↓ Содержание ↓
↑ Свернуть ↑
|
Каждый хоть раз задумывался о суициде: слышал трагическую историю о кончине знакомого троюродного дяди соседа двоюродной бабушки; читал в книге или протоколе с места происшествия по долгу службы; видел это в кино о подростковой не одобряемой родителями любви или же на одном из массы бессмысленных каналов, транслирующих схожие по пользе телепередачи, где внемлющим и не очень зрителям демонстрировали чудеса экстрасенсорики и волшебство разгадывания тайн добровольных смертей. И каждый невольно прикидывал это на себя, задаваясь вполне обычным, логичным для человека вопросом: «А я бы смог?»
Как правило, ответу предшествует анализ собственного бытия. Если в момент внутреннего диалога в душе мерцает радуга, зарплата вкупе с премией получена и еще не потрачена, нет ипотеки и менее удушающих займов, а жена регулярно и с энтузиазмом доставляет оральное удовольствие исключительно супругу (вовсе не трудно представить схожую радость женщины касательно мужа), то вопрошающий, вероятно, улыбнется, передернет плечиками, пусть и стонущими после грядок на даче, спишет малую долю неудач на авитаминоз и решительно заявит, что жизни быть. Конечно, прочерк напротив хоть одного из пунктов совсем не символизирует тягу к веревке и мылу, однако часто и этого достаточно, чтобы его черный отсвет затмил собой все остальное и выдвинул на передний план жалость к себе и ненависть к даже таким милым и кружащим вокруг бабочкам.
Причины могут быть разными, но всегда фоном идут одиночество, непонимание и усталость. У тебя может быть гурьба родственников, стайка разновозрастных детей, но это не мешает тебе быть отдаленным, покинутым и забытым. У тебя может быть куча друзей, коллег, с которыми ты пьешь иногда по выходным и куришь в перерыве в будни, но это не гарантирует доверие и стабильное наличие «жилетки» в трудный период. У тебя может быть не самая тяжелая работа и не самый шумный дом по вечерам, но это не защитит тебя от ощущения фарша вместо мышц и теплой жижи вместо мозгов.

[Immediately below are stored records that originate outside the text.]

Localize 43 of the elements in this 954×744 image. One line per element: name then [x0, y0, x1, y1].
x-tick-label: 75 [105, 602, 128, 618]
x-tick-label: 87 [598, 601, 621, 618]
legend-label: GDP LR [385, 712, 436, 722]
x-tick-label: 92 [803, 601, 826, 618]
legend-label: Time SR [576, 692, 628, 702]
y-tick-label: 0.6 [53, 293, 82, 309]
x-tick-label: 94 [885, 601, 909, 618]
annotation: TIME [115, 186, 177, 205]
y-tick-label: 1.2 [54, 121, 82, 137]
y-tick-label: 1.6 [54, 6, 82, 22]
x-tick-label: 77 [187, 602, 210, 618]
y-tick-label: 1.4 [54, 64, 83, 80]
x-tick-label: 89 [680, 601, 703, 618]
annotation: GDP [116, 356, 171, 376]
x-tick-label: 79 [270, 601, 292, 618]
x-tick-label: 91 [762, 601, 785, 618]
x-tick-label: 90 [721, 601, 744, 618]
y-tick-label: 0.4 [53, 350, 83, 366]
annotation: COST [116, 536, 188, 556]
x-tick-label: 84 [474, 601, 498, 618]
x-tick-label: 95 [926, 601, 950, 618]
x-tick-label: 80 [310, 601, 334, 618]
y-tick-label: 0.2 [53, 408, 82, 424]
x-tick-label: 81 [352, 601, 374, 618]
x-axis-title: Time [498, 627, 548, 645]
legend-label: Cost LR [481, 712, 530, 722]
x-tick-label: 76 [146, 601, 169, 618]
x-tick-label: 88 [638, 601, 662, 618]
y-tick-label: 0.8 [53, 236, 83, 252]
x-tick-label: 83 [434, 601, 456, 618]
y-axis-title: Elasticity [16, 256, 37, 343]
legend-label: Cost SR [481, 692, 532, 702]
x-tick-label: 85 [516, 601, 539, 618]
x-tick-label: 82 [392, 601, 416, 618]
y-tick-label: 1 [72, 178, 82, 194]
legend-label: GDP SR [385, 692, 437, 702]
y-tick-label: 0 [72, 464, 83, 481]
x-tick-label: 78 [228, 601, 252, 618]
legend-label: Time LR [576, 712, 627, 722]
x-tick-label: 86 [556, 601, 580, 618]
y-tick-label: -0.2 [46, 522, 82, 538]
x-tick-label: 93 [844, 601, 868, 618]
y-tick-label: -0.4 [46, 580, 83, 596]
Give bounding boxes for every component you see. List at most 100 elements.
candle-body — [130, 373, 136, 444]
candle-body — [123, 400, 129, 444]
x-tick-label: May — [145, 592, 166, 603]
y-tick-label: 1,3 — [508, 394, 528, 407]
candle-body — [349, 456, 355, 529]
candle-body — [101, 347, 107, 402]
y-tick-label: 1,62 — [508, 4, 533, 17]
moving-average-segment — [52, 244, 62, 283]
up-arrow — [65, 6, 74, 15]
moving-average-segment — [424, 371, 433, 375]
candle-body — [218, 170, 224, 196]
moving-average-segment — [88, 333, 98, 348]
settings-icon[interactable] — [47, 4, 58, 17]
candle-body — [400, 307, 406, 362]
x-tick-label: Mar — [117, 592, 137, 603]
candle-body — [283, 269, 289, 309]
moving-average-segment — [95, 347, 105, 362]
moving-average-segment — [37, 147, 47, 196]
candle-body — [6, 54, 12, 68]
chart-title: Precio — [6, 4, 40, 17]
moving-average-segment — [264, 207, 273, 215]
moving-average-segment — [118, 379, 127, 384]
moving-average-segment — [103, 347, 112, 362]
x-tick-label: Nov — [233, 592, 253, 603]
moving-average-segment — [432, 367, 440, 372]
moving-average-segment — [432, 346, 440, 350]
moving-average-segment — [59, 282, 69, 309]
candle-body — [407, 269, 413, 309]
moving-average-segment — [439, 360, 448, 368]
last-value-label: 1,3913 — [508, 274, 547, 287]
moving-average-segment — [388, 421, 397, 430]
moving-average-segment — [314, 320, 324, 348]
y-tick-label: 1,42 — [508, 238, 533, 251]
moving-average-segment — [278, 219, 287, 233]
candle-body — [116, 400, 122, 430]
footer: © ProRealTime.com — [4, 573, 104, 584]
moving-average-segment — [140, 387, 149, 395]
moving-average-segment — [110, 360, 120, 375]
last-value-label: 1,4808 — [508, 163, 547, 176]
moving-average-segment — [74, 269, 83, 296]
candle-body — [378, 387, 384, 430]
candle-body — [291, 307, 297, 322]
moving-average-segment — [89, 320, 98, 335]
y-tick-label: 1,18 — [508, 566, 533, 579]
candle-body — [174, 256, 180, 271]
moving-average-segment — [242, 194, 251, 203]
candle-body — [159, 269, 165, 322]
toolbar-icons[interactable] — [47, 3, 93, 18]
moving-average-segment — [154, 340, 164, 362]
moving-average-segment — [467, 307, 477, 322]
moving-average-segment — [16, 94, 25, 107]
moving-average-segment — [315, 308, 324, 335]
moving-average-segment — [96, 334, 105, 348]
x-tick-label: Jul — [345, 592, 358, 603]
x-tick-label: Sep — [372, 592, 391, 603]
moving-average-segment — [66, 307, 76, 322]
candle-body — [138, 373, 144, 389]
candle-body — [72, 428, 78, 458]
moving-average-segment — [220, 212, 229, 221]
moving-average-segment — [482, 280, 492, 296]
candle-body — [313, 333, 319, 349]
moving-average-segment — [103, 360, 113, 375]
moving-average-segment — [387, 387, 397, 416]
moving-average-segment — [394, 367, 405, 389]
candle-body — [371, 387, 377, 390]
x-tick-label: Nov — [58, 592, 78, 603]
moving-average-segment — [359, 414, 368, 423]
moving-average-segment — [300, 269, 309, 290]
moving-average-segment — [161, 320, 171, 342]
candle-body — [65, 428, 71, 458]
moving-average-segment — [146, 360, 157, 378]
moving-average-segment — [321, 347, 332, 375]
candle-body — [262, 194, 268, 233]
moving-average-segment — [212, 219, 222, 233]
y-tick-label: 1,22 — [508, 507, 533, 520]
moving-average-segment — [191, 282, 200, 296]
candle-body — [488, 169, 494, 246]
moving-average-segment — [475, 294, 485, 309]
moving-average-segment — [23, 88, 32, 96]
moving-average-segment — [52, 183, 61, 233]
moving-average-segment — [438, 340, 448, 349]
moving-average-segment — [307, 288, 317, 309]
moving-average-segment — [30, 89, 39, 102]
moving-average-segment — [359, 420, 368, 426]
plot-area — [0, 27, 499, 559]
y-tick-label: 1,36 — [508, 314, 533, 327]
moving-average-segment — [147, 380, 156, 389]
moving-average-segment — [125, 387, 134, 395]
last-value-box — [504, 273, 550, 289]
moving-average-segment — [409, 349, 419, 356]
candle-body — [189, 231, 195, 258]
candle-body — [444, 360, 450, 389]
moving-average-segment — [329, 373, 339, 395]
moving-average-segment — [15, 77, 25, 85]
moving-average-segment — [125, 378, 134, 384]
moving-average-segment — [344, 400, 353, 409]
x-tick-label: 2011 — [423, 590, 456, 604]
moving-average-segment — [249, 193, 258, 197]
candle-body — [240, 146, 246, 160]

Способов освободиться тысячи, на любой, даже самый изысканный вкус: тут тебе и пресловутое удушье, что легко организовать даже на дверной ручке; и возможность утонуть, забив легкие водой из крана или ближайшего водоема; и шанс сильно порезаться, надавив чем-нибудь острым на стратегические места с удобным для дела расположением вен; и потребность ненадолго ощутить себя птицей, шагнув в пустоту с высотки. Кому пуля, кому таблетки… Террористы предпочитают тротил. Говорят, можно при желании и от шоколада на тот свет отправиться, но пока статистика знает больше случаев отравления паленым алкоголем, чем самоубийства от какао-бобов с примесями.
Соль — яд, сахар тоже. Курить вредно, жареное — едва ли меньше. По большому счету, человек и так изнашивает тело, ускоряя истечение срока годности. Тоже суицид, в каком-то смысле, но трогает и заставляет горестно качать головой, недоумевать и сокрушаться «какой хороший был мужик» что‐то более глобальное.
Жалеют, конечно, не все и не всех. И вообще, грех это, таких не отпевают. Но лично я не верю ни в богов, ни в людей, а потому мне плевать на то, что будет после.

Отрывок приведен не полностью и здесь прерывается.